CPT Codes — Orthotics and Prosthetics Management
| Code | Type | Description |
|---|---|---|
| 97760 | CPT | Orthotics management and prosthetic management |
| 97761 | CPT | Orthotics management and prosthetic management |
| 97762 | CPT | Orthotics management and prosthetic management |
| 97763 | CPT | Orthotics management and prosthetic management |
The source policy lists these codes as related to CPB 0630. Consult Aetna plan-level documentation for specific usage guidance.
ICD-10-CM Diagnosis Codes
The policy references 207 ICD-10-CM codes. The Q71 series carries the group label "Reduction defects of upper limb" in the source data — that's the only description the policy provides for these codes. The full 207-code list is available in the Aetna CPB 0630 policy document directly.

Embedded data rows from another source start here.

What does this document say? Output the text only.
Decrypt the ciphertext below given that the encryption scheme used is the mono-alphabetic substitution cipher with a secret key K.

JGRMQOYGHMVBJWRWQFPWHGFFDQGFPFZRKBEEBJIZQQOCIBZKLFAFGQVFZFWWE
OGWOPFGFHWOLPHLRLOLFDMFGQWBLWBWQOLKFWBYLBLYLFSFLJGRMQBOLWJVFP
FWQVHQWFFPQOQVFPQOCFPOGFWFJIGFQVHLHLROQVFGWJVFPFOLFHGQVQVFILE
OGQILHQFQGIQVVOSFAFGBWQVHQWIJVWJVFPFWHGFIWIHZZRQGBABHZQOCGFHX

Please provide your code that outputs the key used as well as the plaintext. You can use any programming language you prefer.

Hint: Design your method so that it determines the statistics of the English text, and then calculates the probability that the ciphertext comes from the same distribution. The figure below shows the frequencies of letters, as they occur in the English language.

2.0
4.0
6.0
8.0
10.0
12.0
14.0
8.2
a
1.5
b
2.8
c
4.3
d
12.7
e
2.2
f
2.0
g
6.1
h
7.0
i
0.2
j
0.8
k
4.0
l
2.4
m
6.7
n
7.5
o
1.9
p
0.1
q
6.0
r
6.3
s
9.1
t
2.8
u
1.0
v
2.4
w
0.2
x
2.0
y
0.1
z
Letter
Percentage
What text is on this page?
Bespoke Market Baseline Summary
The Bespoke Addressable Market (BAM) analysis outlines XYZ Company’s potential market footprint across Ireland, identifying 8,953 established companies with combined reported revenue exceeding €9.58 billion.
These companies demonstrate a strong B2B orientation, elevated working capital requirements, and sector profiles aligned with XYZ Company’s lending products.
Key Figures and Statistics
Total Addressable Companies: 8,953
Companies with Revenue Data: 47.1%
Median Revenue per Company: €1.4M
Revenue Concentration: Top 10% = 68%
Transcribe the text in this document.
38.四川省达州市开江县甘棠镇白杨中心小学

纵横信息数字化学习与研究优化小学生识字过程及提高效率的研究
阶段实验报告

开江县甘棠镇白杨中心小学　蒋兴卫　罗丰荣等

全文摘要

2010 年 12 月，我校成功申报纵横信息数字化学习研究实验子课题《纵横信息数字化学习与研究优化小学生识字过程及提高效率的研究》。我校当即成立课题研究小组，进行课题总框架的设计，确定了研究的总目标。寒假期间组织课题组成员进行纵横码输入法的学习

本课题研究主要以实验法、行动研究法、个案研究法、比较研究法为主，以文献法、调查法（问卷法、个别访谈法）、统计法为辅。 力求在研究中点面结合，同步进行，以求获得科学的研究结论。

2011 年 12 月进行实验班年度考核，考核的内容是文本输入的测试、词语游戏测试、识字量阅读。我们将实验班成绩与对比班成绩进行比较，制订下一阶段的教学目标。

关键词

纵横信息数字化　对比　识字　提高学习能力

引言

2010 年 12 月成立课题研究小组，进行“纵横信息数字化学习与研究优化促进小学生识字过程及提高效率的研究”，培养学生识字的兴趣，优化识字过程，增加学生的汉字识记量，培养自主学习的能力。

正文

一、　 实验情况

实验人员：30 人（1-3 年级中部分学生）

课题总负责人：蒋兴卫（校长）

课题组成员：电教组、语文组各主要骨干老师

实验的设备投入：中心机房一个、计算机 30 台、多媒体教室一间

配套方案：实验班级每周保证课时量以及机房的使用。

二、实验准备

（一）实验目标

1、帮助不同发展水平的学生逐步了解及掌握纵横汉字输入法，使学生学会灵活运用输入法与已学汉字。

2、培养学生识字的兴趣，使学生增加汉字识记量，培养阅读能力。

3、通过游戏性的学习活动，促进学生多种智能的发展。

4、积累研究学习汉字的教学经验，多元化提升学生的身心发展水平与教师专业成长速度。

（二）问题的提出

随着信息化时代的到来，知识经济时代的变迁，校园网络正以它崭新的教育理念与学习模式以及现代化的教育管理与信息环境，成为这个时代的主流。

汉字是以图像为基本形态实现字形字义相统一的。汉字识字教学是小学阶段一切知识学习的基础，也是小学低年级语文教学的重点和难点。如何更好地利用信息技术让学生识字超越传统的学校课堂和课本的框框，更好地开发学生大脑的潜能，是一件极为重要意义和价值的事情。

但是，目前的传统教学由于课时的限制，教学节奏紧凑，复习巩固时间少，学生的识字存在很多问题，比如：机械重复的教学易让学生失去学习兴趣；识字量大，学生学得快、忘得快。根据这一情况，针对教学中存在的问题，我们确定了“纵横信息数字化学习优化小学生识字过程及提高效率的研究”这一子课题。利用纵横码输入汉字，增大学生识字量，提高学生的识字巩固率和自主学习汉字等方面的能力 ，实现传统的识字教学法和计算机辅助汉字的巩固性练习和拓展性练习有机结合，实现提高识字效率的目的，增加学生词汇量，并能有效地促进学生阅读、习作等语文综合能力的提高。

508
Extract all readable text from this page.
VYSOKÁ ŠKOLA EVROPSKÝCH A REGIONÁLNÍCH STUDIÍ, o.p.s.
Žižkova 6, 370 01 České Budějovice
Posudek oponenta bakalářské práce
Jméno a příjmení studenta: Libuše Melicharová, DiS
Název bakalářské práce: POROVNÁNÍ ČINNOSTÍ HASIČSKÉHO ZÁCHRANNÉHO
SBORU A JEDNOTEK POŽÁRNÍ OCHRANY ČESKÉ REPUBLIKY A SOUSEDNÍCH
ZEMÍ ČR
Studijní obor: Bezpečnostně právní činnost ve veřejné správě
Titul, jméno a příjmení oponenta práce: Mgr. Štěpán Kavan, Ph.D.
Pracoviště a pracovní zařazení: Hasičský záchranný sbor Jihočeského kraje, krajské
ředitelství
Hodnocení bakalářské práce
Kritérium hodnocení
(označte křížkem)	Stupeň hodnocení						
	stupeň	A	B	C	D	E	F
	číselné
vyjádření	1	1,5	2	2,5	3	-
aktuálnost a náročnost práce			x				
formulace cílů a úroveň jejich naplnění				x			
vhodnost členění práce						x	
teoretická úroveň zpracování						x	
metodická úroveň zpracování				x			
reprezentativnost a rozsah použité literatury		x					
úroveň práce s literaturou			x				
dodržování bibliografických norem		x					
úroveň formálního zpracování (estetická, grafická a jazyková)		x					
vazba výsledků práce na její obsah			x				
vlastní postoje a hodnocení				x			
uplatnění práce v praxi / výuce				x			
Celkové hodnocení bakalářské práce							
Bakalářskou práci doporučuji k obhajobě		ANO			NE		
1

Amputation-level codes are central to this policy. Your ICD-10 selection must accurately reflect whether the patient has a trans-tibial or trans-femoral amputation, since that distinction drives coverage for the falls indication. Work with your coding team to map the correct amputation-level and etiology codes to each patient. The ICD-10 selection is the first thing Aetna's system reads — an incorrect code can route the claim to the wrong coverage determination before a human ever reviews it.